The different armour options also add some flavour to the gameplay. There are four in total, including: trooper (an all-rounder), jet (can fly), tactical (can lay mines and turrets) and battle (slow but can use powerful weaponry). We had a lot of success using from using the battle armour, but we found the tactical option much more interesting. The mobility of the jet armour also offered some short-term thrills.
Upping the ant-e
Another problem with Insect Armageddon is that it rarely makes you feel under pressure, even though the team at Vicious Cycle are very good at filling maps with critters. The campaign starts with a decent amount of big ants, and soon their numbers increase; soon they are joined by big spiders, and then UFOs; big deadly wasps come next, and before you know it you’re fighting against giant robots called hectors and mile-high spider robots.
It’s strange, then, that you rarely feel out of control. The enemies come at a steady pace, and you never feel overwhelmed as long as you equip a decent weapon. It’s something the Finnish studio Housemarque has mastered; both Super Stardust HD and Dead Nation offer those thrills — they make you feel in control, but before you know it you’re shrieking at close encounters and struggling to keep the pad in your sweaty palms. It doesn’t look as though Vicious Cycle has that knack.
On singleplayer, you’ll find yourself looking at your watch before long, but it does get better if you can find a friend or two to join you for a co-op campaign.

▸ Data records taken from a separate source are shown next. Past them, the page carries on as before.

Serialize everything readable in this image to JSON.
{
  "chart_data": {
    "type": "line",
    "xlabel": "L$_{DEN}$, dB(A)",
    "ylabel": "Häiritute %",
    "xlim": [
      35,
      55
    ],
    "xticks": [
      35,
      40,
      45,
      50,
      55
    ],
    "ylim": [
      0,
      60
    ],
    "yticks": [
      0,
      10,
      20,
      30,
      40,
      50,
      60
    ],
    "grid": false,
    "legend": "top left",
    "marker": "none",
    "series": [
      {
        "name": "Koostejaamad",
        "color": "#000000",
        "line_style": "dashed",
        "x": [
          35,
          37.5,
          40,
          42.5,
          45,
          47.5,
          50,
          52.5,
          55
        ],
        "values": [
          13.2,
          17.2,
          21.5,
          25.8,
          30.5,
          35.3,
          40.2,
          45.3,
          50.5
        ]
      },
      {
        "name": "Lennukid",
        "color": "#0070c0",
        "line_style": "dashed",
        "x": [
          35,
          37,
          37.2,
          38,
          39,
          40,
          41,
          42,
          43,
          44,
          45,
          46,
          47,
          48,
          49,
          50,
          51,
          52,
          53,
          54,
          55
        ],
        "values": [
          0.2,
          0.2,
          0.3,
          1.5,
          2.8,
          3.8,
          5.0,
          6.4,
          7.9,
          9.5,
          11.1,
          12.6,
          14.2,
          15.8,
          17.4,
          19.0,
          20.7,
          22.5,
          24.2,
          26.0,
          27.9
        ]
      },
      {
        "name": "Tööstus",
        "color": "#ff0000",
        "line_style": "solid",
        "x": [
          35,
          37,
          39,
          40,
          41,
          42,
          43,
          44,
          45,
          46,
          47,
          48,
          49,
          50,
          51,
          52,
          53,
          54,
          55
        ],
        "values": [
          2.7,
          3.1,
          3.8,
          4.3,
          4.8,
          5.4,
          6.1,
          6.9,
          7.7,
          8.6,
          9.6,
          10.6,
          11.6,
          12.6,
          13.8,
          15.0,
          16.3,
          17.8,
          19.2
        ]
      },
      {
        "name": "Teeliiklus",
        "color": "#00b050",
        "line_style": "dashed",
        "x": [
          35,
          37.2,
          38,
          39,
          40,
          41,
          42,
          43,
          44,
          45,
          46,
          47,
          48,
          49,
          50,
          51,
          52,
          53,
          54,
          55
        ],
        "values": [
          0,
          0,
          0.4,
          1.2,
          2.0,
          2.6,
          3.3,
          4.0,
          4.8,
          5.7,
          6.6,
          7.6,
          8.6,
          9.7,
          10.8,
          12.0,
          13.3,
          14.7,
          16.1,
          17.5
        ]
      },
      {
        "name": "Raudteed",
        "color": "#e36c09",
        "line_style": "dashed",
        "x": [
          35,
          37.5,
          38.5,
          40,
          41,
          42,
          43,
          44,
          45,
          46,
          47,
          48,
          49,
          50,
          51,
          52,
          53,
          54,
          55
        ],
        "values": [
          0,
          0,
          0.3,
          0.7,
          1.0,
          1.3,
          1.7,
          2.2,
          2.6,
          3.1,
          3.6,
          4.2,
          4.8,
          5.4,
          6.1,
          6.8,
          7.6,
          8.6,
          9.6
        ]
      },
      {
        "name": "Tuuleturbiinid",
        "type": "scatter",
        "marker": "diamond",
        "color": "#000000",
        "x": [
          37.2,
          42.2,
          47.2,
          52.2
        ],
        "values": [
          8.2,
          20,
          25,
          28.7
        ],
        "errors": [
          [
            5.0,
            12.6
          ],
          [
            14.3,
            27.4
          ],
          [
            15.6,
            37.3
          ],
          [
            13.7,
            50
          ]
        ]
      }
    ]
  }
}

That way you can have a blast trying to out-splat each other. More likely, you’ll end up competing in a game of ‘who can destroy the most buildings’ – it’s actually pretty addictive.
The campaign is fairly short and can be finished in one long evening. A remixed version is also available, which basically has the larger enemies in from the start. Aside from that, there’s not much replay value unless you find yourself hooked by the levelling system or the prospect of getting some trophies.
The levelling system is pretty straightforward; the XP gained during the campaign level up your armour, which unlocks more powerful weapons. Several weapons are found during the campaign too, usually they’re dropped by the larger enemies. (Don’t ask why giant mantes are running around with rocket launchers in their pockets.)
Away from the main campaign is a survival mode, which is a more traditional horde mode. This allows up to six players to work together to defend a specific area against waves of bugs. It’s a decent way to spend an evening, but it really does rely on good company.
It has to be said that EDF has an enthusiastic band of followers who enjoy its schlocky B-Movie style and find the gameplay fun. It’s true, it does have a good concept, and the story (as flimsy as it is) is actually quite amusing. Nevertheless, it just doesn’t have enough going for it to deserve a full recommendation from us.
Maybe if it was on PSN for a tenner, or even twenty quid, it could be someone’s guilty pleasure. However, it’s a full boxed title going for £30 (although you can get it on Amazon for £25.86), so it’s not the best value, particularly when you get something of the quality of Bulletstorm on Amazon for much less. Bulletstorm has more humour, sharper gameplay, inventive mechanics, awesome weapons and it’s much better looking. Easy choice really.